FATF compliance, or repression? Zim record of NGO restrictions

The publication of the Financial Action Taskforce (FATF) recommendations on combating the abuse of non-profit organisations is widely believed to have given wings to Zimbabwe’s long-stand desire to muzzle NGOs.

The two versions of the Private Voluntary Organisation (PVO) Amendment Bill gazetted on 5 November 2021 and on 1 March 2024, have been condemned for going beyond the remit of FATF compliance to restricting the work of civil society.

Zimbabwe is not the only country, among the world’s undemocratic governments, accused of instrumentalising the FATF to restrict the work of civil society.

Others include Uganda, Tanzania, Serbia, India, and Nigeria – raising FATF’s concern about misapplication of its recommendations.

Before the developments, the government of Zimbabwe exhibited long-standing inclinations towards restricting NGOs.

On 30 July 2003, the government published the NGO policy, tightening NGO monitoring and regulations.

On August 20, 2004, the Zimbabwean government under former President Robert Mugabe gazetted the Zimbabwean Non-Governmental Organisations (NGO Bill).

This Bill was innocuously couched as endeavouring to “repeal” the PVO Act and “provide for an enabling environment for operations, monitoring and regulations of non-governmental organisations…”

There was not much reference to the FATF recommendations made in 2002.

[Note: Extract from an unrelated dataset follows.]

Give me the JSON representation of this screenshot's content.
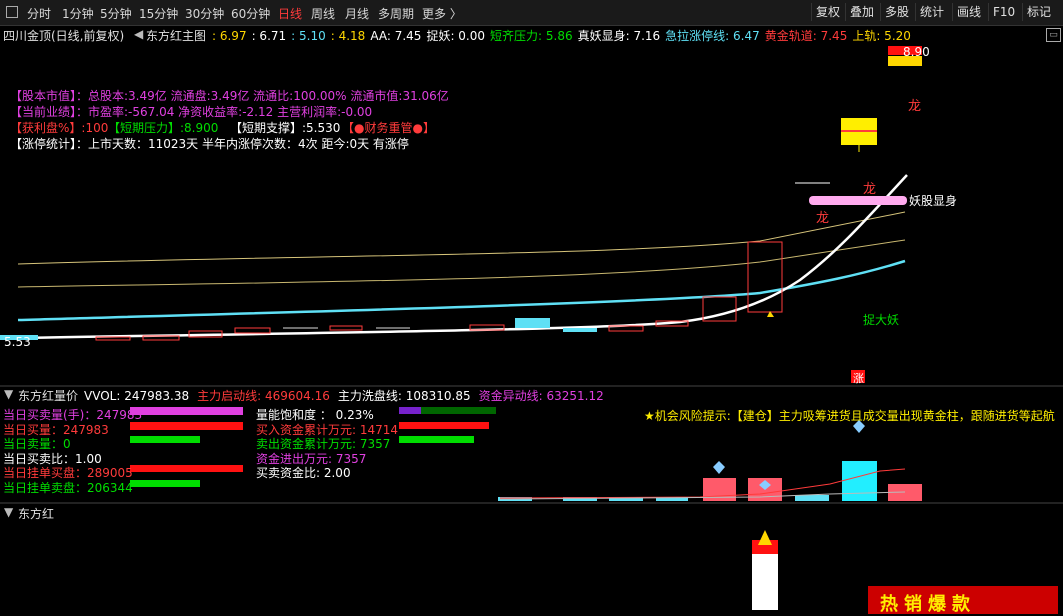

The NGO Bill was condemned, including in an analysis by the United Nations Development Program (UNDP) legal unit, as threatening international human rights standards in Zimbabwe, expressed through the International Bill of Rights and the African Charter on Human and People’s Rights.

“…Government of Zimbabwe will be in breach of its international human rights obligations that bind it as of custom and treaty,” the UNDP said, echoing the concerns of four high-level UN experts in February 2023 with the PVO Amendment Bill.

While the NGO Bill was not assented to by former President Mugabe, the government has maintained a hostile narrative and administrative stance against NGOs as “agents of regime change.”

This included raiding of NGO offices, harassment, and arrests of NGO staff, threats of suspension of and requiring restrictive compliance for operations, including mandatory memoranda of understanding.

Because of this background, the current efforts to enact the PVO Amendment Bill have received scrutiny and criticism from local and international human rights and democracy advocates as sustaining this hostile attitude towards voluntary organisations.